The Conference Board’s Advancing Women in Leadership Council

Bias is pervasive; everyone has personal preferences. It is human nature to make quick assessments about situations and people based on past experiences, culture, perceptions of safety, etc.  And, importantly, there is nothing inherently bad about having these biases . . . unless they lead to unfair or illegal decision-making. Hidden prejudices may manifest in the form of subtle behaviors that, taken for granted in the workplace, can hinder collaboration, harm diversity efforts, undermine individual credibility, and potentially lead to illegal discrimination. Citing real-world examples and engaging participants in discussion of their own experiences pertaining to unconscious bias, we will address practical steps for addressing two key topics:
1. How can people mitigate harms that arise from judgments they may not even be aware they have? The insidious nature of implicit behavior is that it is very hard to identify.  However, by focusing on three things – (a) identifying the places where hidden biases undermine business results, (b) daily individual practices of deliberate inclusion, and (c) organizational processes designed to ensure objectivity in decision-making – the harmful impacts of implicit bias can be mitigated, if not eliminated. Importantly, by taking these actions, people will be in position to thrive and contribute to their fullest potential.
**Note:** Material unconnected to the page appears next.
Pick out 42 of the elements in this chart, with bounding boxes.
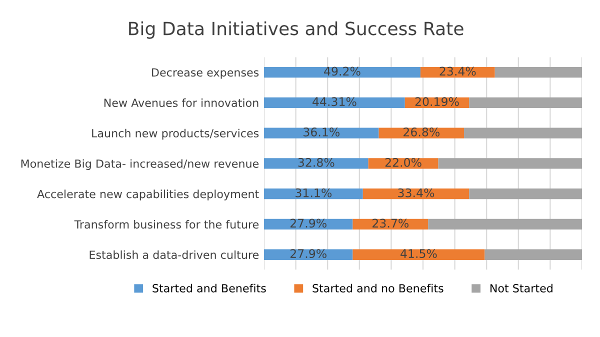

2. Can training make a difference? Training is a critical means of communicating and illustrating the impact of implicit and bias and ways to support leaders and employees in creating a more inclusive culture.  Training helps to accomplish the following:

  • Helps to ensure that people understand what unconscious bias is, when it happens, and ways in which it can impact teamwork and other important business objectives.
  • Highlights clear and actionable steps that people can take when they recognize behavior that should be challenged.
  • Creates a workplace where employees are encouraged to speak freely and respectfully about what’s on their mind without fear of repercussion.